Prescription cuts contributed to £3bn NHS England ‘efficiency’ savings
NHS England and CCGs managed to find £3 billion of ‘productivity and efficiency improvements’ in the past year despite additional demands on the health service.
A drive to cut ‘low priority prescriptions’ helped reach this goal, with £50 million in savings due to reduced prescriptions. Another £25 million from reducing ‘clinically ineffective or inappropriate and harmful procedures’, contributed to the savings in 2018/19, NHS England said in its annual accounts report.
Significantly fewer CCGs overspent in the past year (33 compared with 75 in 2017/18) despite having to deal with costs outside their control including generic drug price rises and GP pay awards, said the report.
In addition, £600 million of savings was made through changes to how CCGs commission services, the report said.
Reviewing satisfaction with services, NHS England pointed out that more than eight in ten patients rated their GP care as good or very good with extremely high levels of confidence and trust in GPs and other healthcare professionals.
Among the figures included in the report were an extra 9 million GP appointments being made available in the evenings and weekends, a record high of two million patients with suspected cancer tested, and a 2.8% rise in the number of patients undergoing planned treatment.
Yet, at the same time as increased activity, workforce pressures have continued to intensify, NHS England chief executive Simon Stevens said in his introduction to the report.
Greater efforts will be needed in the coming year to increase staff availability and better support the current workforce, he added.
The annual report concluded that while more doctors had been recruited into GP training, attracting GPs from overseas was proving challenging due to uncertainty over Brexit and competition from other countries.
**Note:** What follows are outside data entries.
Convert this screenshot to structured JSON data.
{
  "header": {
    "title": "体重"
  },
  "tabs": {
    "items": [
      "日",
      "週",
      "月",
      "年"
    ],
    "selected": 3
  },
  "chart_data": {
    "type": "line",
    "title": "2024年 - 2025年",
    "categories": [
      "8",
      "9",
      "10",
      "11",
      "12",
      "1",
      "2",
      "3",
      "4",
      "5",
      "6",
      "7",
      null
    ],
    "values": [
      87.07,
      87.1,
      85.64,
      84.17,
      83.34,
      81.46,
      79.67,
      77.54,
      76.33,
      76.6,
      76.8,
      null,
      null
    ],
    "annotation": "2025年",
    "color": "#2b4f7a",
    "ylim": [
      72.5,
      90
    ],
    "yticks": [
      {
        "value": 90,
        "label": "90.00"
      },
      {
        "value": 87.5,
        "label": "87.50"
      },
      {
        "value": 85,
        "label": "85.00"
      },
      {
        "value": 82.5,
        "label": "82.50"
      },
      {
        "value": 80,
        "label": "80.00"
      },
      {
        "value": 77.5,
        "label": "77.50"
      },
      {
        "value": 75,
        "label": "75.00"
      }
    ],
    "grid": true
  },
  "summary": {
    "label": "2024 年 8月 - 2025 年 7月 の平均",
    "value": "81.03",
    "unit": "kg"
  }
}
But the expansion in the number of other staff working in primary care, including clinical pharmacists and paramedics, has already beaten the target to recruit 5,000 health professionals in primary care by 2020.
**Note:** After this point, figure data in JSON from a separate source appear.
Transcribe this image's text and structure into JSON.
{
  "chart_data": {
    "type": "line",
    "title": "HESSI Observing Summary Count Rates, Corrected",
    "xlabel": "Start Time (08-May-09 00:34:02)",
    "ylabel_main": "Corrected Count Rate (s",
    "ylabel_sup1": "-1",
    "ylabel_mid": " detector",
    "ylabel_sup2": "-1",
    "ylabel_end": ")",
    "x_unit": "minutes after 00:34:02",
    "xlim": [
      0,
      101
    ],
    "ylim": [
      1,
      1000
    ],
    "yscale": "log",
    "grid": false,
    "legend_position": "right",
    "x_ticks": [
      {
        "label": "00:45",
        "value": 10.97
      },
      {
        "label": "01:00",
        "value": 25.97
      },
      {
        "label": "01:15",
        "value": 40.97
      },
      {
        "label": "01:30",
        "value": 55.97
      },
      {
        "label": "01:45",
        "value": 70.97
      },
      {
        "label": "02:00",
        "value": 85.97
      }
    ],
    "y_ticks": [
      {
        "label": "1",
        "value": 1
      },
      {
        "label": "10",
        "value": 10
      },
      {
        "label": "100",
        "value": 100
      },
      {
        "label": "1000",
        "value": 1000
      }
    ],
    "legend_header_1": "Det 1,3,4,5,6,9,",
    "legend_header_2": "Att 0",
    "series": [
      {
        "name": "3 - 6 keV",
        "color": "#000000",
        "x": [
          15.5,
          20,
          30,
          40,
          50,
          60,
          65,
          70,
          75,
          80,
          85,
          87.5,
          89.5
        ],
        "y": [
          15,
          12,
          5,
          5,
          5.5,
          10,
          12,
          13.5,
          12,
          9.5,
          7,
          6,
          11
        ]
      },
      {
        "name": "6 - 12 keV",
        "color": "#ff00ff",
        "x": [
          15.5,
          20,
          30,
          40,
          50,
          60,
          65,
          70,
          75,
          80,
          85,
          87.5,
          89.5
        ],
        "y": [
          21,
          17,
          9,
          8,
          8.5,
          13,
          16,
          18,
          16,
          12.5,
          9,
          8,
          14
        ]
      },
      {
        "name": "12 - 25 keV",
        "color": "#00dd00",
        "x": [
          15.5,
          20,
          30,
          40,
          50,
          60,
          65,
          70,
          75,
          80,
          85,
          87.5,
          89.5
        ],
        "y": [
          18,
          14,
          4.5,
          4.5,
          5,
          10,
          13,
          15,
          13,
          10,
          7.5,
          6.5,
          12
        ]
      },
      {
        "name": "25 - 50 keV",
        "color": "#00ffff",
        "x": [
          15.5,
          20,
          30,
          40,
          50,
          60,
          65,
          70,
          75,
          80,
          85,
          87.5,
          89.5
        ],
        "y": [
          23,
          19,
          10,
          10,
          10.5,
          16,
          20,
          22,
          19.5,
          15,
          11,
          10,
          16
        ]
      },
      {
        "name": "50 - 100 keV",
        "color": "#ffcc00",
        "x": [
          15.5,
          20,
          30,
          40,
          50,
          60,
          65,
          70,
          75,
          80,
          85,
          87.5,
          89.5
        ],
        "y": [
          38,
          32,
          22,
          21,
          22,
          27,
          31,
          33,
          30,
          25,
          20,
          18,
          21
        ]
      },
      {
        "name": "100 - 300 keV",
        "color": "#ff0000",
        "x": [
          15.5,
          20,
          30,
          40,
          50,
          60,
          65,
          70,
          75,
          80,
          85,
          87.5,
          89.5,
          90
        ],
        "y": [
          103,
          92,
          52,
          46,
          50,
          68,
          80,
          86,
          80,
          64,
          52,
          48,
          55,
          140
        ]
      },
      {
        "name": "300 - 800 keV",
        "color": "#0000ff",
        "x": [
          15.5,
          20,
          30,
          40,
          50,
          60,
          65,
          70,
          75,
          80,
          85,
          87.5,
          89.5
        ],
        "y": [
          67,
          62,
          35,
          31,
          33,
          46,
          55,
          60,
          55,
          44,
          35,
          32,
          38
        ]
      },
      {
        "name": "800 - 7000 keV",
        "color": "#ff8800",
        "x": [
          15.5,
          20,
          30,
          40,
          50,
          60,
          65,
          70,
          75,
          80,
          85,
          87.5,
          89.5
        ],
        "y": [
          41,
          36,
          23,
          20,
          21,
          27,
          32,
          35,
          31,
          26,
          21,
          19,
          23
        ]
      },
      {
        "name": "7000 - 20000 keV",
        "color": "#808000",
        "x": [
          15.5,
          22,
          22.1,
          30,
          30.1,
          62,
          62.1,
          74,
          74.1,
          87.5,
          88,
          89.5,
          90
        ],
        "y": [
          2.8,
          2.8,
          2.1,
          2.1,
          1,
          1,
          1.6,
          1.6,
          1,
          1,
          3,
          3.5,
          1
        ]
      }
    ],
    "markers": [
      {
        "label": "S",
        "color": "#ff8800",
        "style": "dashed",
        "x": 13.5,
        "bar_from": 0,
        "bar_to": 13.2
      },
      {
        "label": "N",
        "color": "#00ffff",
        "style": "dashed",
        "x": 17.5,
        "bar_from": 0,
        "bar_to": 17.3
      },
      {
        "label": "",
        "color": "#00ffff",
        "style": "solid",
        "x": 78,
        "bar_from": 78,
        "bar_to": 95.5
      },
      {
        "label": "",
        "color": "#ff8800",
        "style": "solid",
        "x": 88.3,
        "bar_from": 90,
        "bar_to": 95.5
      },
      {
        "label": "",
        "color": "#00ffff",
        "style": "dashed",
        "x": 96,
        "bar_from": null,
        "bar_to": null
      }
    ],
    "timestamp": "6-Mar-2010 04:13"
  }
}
There had been a ‘key focus’ over the past year on a host of issues related to the performance of Capita – the private firm that runs Primary Care Support England – including including updates to the performers list, administration of GP pensions, movement of records, and timely payments, NHS England said.
And while there had been improvements ‘there is more to achieve in the coming year’, the report concluded.
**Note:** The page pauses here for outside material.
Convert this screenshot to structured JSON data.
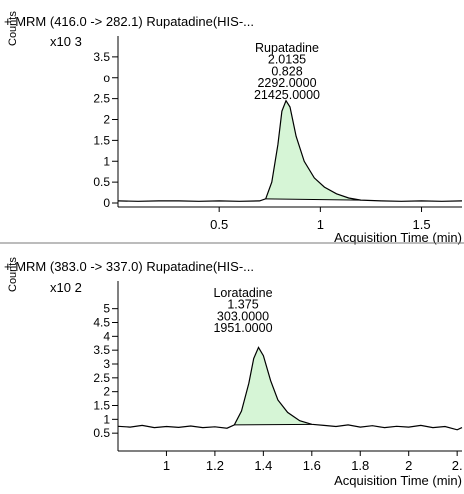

In a statement published alongside the report, NHS England chair Lord David Prior said the significant year-on-year improvements in NHS productivity against a constrained budget was a ‘remarkable tribute’ to hard-working NHS staff.
‘But the hard work of our staff on its own is not enough. Simply putting more pressure on the existing service risks breaking the system.
‘We have to face the facts: waiting times are going up and pressure on A&E departments is rising. It is too difficult to see a GP and health inequalities are too great.’
He said the NHS has to change fundamentally as had been set out in the NHS long-term plan.
‘To realise these changes, the NHS must have a realistic and well-funded capital investment programme and proper funding for social care and public health,' he said.
Dr Richard Vautrey, chair of the BMA’s GP committee, said: ‘NHS England is right to highlight the excellent feedback from patients about their GP services, which is down to the hard work of practices who do their best for their patients.
‘However their work has been made harder because of the failures of Capita’s PCSE service, which was a direct result of NHS England’s cost cutting but simply resulted in GPs and practices picking up the pieces.’
It follows the news that there is still a 'large' amount of unallocated GP pension cash sat in an NHS account. Capita runs the NHS Primary Care Support England service, including the processing of GP pension contributions.
Last week it also emerged that Capita had admitted further cervical screening administration errors.